Adding CD to your Azure Container App

In one of my previous articles, we set up an Azure Container App with a small web API in Go. In this article I will discuss adding CD to your App. That mean that you can deploy directly from Github without having to go through building a Docker image, pushing it, and then pulling it again in your app.

In order to follow along, it is necessary that you built and configured the App as detailed in this article.

Set up Managed Identity

In order to set up access rights correctly we need to set up Managed Identiy. To do that, go to the Azure Container App we created in our previous article:

On this screen, click the ‘Identity’ item in the left pane:

Set the status to ‘On’ and click ‘Save’ After a while you will be presented with this screen:

That is it, now we can start setting up our github repository.

Setting up Git

First log in to Github, you will see the following screen:

Click on the ‘New’ button and you will see the following screen:

Do the following:

  1. Enter ‘rusttutrepos’ in the Name field.
  2. Make it Private. You can of course make it public but then anyone can see it, this might not be what you want at this moment.

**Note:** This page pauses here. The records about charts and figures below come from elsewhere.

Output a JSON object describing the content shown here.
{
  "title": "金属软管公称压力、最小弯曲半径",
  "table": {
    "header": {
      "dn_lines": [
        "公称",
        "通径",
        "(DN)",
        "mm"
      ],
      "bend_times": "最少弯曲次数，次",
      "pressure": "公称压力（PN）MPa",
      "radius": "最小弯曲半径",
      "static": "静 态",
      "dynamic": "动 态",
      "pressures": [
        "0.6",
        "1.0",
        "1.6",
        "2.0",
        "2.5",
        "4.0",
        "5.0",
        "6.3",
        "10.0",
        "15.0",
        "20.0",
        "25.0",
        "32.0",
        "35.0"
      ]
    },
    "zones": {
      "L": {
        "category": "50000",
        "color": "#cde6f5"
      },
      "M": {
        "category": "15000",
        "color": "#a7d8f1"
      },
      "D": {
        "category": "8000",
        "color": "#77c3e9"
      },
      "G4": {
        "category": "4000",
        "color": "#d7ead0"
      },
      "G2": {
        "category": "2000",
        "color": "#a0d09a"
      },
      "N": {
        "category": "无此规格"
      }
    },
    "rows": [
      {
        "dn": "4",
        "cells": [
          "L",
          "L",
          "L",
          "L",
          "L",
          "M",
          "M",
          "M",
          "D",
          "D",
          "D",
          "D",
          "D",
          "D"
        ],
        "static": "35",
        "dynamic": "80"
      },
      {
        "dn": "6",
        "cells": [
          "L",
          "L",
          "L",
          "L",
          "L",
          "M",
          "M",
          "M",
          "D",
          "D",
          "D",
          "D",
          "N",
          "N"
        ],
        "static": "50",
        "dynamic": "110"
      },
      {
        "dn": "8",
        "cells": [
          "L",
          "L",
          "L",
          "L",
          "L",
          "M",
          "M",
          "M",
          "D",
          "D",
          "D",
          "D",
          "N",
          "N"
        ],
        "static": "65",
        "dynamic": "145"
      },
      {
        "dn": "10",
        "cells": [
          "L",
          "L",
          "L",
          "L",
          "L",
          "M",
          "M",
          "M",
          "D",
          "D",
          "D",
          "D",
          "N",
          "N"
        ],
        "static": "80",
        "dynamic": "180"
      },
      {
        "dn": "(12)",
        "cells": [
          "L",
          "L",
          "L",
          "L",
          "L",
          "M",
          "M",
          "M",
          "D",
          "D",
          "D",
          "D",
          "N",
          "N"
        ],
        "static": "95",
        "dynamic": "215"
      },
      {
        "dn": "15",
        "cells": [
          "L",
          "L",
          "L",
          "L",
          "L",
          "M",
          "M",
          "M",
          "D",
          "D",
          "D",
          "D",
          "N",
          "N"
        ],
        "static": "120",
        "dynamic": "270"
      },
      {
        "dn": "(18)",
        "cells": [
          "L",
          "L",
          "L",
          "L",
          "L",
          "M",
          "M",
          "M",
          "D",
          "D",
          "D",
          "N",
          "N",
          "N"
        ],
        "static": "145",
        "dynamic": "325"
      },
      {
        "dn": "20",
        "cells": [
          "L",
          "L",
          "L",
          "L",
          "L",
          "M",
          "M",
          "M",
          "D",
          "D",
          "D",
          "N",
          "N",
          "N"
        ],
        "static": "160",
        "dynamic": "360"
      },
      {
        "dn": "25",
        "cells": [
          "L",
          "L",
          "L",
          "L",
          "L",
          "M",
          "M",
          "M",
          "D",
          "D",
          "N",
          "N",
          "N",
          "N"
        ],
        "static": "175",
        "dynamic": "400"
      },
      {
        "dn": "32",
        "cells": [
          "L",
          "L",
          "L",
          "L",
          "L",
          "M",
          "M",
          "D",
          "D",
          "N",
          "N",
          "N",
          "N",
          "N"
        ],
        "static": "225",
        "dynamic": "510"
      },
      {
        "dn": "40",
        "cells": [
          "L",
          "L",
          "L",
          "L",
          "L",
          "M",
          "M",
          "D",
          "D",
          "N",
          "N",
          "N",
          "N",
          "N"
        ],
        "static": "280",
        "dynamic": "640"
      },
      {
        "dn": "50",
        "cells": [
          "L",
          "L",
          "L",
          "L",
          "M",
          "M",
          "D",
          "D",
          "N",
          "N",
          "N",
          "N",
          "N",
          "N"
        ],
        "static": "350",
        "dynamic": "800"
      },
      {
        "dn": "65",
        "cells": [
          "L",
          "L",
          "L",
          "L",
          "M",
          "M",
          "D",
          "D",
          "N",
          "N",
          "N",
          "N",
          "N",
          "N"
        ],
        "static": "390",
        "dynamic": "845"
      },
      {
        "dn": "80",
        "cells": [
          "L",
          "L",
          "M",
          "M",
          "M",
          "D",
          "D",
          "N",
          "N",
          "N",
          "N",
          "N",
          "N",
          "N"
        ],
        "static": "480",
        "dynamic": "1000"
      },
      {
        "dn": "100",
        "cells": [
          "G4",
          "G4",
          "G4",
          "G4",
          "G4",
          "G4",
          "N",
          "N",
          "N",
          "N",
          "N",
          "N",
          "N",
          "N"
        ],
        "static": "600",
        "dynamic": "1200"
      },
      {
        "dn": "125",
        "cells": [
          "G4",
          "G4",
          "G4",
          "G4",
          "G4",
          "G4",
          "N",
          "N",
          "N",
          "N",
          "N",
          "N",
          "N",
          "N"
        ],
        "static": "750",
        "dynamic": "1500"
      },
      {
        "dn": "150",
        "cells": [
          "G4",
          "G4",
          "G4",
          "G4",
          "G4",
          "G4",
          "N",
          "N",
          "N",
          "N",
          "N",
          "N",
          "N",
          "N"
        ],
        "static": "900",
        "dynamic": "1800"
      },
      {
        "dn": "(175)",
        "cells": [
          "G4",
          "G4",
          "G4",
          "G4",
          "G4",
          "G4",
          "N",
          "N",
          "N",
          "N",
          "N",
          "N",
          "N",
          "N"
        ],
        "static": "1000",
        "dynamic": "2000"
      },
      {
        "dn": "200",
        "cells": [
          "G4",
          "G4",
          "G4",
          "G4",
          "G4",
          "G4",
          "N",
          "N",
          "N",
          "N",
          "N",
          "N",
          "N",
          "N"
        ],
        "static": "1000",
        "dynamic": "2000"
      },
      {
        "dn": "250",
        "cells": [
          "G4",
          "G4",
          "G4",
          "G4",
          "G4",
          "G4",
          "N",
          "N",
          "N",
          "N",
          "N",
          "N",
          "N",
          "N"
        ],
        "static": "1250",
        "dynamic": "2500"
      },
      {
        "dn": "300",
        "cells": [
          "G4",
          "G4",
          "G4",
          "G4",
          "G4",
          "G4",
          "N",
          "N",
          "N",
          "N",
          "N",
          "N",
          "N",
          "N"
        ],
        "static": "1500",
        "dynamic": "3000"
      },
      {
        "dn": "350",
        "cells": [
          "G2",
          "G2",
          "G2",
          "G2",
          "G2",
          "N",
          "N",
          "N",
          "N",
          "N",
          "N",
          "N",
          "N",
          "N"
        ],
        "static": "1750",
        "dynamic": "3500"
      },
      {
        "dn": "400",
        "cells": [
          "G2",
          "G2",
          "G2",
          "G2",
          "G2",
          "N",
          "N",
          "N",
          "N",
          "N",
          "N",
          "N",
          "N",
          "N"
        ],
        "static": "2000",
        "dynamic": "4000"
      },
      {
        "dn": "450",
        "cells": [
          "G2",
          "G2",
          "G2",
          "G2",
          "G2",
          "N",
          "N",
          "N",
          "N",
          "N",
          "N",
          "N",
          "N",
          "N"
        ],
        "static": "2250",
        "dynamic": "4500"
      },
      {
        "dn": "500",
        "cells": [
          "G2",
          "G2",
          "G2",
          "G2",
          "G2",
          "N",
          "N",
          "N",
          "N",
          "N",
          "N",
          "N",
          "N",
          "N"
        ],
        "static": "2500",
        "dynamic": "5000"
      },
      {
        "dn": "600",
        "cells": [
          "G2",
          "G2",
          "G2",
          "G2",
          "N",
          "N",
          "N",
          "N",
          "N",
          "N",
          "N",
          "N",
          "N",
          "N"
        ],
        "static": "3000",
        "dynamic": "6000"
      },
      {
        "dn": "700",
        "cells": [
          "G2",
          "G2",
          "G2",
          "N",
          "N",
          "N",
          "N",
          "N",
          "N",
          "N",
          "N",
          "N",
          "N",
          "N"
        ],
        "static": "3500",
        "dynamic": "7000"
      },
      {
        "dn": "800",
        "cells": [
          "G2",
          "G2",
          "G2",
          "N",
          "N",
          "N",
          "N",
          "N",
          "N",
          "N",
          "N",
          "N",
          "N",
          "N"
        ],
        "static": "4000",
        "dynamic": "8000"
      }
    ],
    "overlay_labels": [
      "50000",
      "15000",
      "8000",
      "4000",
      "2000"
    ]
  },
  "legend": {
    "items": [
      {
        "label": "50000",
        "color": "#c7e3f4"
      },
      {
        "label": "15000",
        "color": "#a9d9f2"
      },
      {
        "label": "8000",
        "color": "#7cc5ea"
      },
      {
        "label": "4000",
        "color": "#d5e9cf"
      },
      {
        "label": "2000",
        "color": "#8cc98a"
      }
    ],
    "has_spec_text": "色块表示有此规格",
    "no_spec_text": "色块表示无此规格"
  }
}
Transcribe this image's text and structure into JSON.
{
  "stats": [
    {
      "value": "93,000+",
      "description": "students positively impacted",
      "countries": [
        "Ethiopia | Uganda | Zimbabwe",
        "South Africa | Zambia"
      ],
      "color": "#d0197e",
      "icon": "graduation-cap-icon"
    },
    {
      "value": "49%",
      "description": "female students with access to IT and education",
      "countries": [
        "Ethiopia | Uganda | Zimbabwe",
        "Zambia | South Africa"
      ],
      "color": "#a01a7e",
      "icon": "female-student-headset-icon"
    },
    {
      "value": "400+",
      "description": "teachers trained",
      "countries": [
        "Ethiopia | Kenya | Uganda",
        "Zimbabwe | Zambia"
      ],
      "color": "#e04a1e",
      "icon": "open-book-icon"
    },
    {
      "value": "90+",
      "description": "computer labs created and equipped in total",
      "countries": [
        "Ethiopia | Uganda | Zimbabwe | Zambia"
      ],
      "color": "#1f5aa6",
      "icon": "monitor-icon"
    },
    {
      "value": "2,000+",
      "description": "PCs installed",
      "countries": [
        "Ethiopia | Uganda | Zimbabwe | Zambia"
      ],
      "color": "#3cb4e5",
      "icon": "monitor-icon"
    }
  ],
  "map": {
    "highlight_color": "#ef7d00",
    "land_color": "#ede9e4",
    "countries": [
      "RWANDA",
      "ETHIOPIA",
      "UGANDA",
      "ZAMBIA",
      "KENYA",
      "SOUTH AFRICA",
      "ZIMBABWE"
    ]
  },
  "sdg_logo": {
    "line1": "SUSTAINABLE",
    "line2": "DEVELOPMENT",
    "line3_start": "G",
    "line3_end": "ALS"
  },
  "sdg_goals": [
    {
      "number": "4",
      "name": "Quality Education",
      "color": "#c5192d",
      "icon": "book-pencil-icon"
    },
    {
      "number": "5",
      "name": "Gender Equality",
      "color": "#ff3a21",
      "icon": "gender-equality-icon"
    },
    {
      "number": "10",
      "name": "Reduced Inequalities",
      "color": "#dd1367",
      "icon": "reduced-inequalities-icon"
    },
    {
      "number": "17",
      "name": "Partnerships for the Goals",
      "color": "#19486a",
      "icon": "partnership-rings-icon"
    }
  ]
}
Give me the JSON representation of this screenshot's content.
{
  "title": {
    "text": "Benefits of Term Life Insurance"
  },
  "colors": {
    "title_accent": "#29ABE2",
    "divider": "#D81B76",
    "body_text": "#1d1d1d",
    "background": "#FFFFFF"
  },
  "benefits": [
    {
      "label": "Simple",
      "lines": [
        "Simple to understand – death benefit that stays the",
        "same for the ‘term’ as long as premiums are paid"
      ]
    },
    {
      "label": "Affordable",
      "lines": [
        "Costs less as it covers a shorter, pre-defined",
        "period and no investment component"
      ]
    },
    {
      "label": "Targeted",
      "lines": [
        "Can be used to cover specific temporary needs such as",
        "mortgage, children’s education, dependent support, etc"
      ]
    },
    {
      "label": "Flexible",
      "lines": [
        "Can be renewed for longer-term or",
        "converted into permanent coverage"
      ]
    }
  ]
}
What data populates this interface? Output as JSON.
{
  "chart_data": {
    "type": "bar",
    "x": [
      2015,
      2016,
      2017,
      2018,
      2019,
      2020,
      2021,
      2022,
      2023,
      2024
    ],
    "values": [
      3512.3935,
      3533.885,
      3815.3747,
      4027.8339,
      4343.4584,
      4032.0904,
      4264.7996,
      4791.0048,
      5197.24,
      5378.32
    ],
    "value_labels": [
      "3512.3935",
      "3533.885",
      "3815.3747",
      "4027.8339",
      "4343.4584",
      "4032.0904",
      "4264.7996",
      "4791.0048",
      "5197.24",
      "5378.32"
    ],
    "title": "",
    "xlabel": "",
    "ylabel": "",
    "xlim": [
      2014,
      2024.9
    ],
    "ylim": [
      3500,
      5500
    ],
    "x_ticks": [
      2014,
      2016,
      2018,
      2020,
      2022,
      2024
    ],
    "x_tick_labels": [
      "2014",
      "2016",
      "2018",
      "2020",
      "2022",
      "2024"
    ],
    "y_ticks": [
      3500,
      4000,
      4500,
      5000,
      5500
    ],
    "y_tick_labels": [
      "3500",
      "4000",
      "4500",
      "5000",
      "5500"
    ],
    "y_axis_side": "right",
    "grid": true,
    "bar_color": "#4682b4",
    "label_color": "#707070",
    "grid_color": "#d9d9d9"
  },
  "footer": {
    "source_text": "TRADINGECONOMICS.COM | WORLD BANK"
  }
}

After filling all of this in, click on ‘Create repository’ and you will be presented with the following screen detailing the next steps.

Let’s go through them, one by one. Make sure you are in a terminal and in the same directory as the Rust project. Now type the following:

cargo clean
git init
git add *
git status

This will clean your build directory, initialize a local git repository, add the files and show you which files will be committed.

Now type:

git commit -m 'first commit'

This will do a local commit, now switch to the main branch:

git branch -m main

And add the remote:

git remote add origin https://github.com/<your githubusername>/rusttutrepos.git

Now we can push the code to the server:

git push -u origin main

Now if you click on the Code tab in the top left of the screen, you will see a screen like this:

Congratulations! We have set up Git for our repository. The next step is to integrate this with our Azure Container App.

Integration with the Azure Container App

Go back into Azure and into our Azure Container App:

Now in the left pane, click on ‘Continuous Deployment’:

Enter the following:

  1. Make sure you are signed in with the right credentials. If not you can change them here.
  2. Choose the right organization, usually this equals your github username.
  3. The repository is ‘rusttutrepos’ and the branch ‘main’
  4. Choose ‘Docker Hub or other registries’
  5. The image name is ‘rusttut’
  6. Login server URL is docker.io
  7. Enter your docker hub username.
  8. Enter your docker hub password. The password will become a github pipeline secret and will never be visible in any code.
  9. Leave the Dockerfile location empty, it will find it automatically.

It should look something like this:

Now click on ‘Start continuous deployment’

Once you have done that, go back to github and click on the actions tab. You will see a pipeline action has been started:

When the pipeline has finished, and that can take quite a while, go to you dockerhub and look in your rusttut repository:

You will see a new tag appear, with the sha of th git build.

Now go back to your rusttut container app in the Azure portal and click ‘Revision Management’ in the left pane, and you should see something similar to this:

It could well be that you see one revision instead of two: the Revision mode has been set to single, so old revisions are removed. What matters is the timestamp, that should be close to your current time.

Putting it to the test

Now it is time to put the CD pipeline to the test. In order to do that, open your Visual Studio Code (or your favorite text-editor) in your webapp directory. You should see something like this:

Now change line 5:

Save this file, either by using File -> Save All in the menu, or Ctrl S/Cmd S. Now click on the Source Control Icon, and VS Code should look like this:

Now type a message in the Message in the Messagbox in the top left, and click ‘Commit’:

You are now making a local commit, nothing will happen now. Once you push the code to the server, the pipeline will start. To do that, click on ‘Sync Changes’:

Go back to your project on Github and click the ‘Actions’ tab, and you will see something like this:

If you want to know more about the progress of the pipeline, you click on the pipeline, and you will get information.

Wait till the pipeline has finished, then go your Container App in the Azure Portal and try it out. Copy the Application Url:

Now paste it into a browser and add /ping after the URL:

Presto! The message is changed, and the integration works.

Conclusion

As you can see, automating your deployment workflow is not rocket-science (Pun intended). Of course, this is a very simplified example, but it could form the basis for something more elaborate.